Trendyol işçilerinin fiili ve meşru direnişi, sendika bürokratlarına bel bağlamayan, haklılığı ve meşruluğundan taviz vermeyerek, sokağı esas alan bir pratiğin nasıl da kazandırdığına da iyi bir örnek oluşturmuştur. İşçi sınıfı ve emekçi halk, kendisine hakim sınıflar tarafından yaşam ve çalışma koşullarına karşı bu örnekten öğrenmelidir. Direnen işçiler yenilebilirler ancak direnmeyenler daha baştan yenilmişlerdir.

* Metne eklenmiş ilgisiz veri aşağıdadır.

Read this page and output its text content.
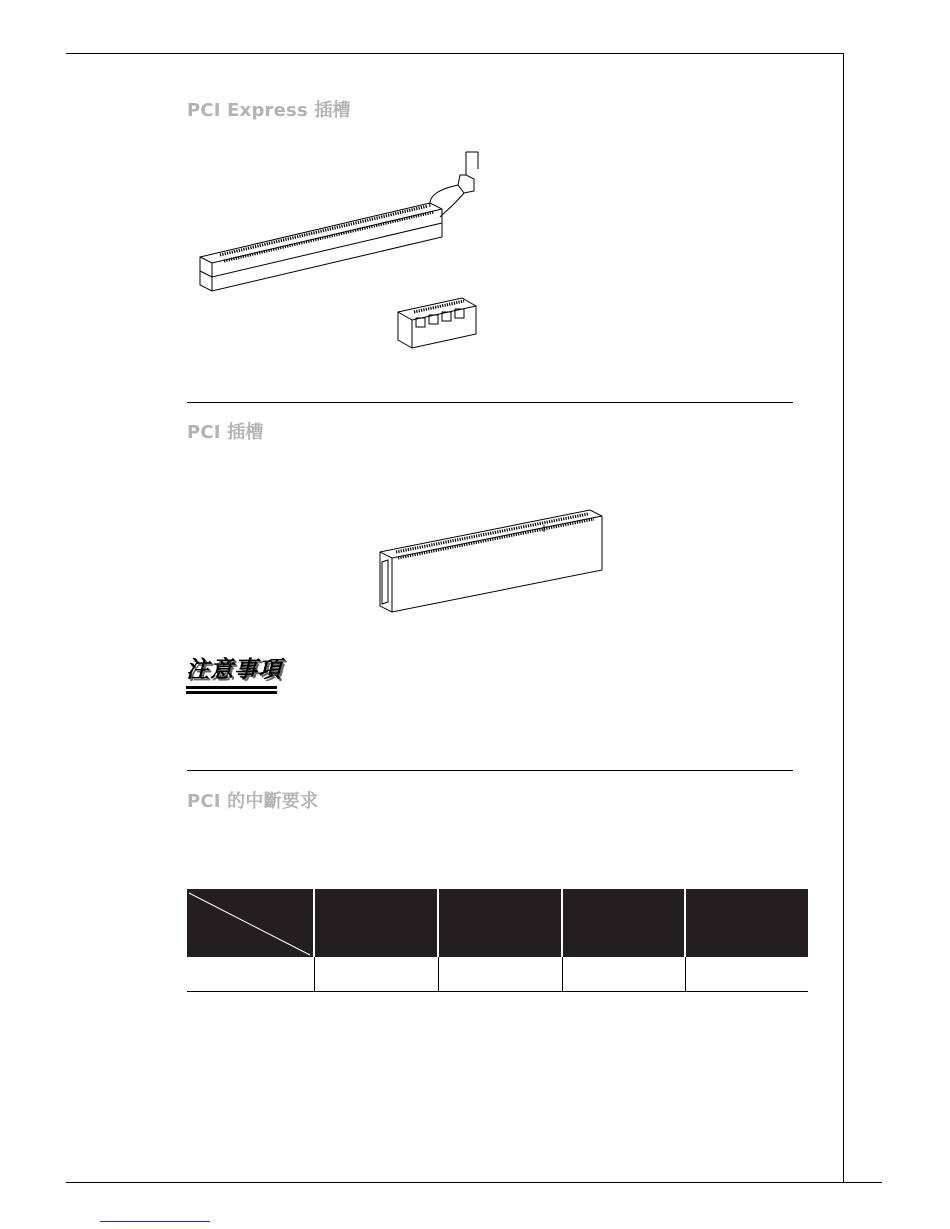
PCI Express 插槽
PCI 插槽
注意事項
PCI 的中斷要求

Birleşik Mücadele Güçleri örneği de süreci iyi incelemelidir. Karşımızda işçi sınıfının değişen koşullara rağmen kazanmış olduğu bir sınıf mücadelesi pratiği vardır. Bir yıl önce kuruluşunu ilan eden ve bu süre içinde kimi yetmezliklerine rağmen başarılı bir çalışma yürüten Birleşik Mücadele Güçleri, “Birleşirsek Kazanırız”da ısrar etmeye devam etmelidir. Şimdi bu pratiği daha da güçlendirmek ve büyütmek göreviyle karşı karşıyayız.

Bu anlamıyla 6 Şubat’ta İstanbul Kadıköy’deki buluşma önemlidir. Devletin tıpkı kuruluş açıklamasında olduğu gibi yoğun ilgiyle karşılayacağının kesin olduğu bu çalışma aynı zamanda önümüzdeki süreçte izlenecek devrimci çizginin, sokağı esas alan fiili ve meşru pratiğinin örneğini de oluşturacaktır.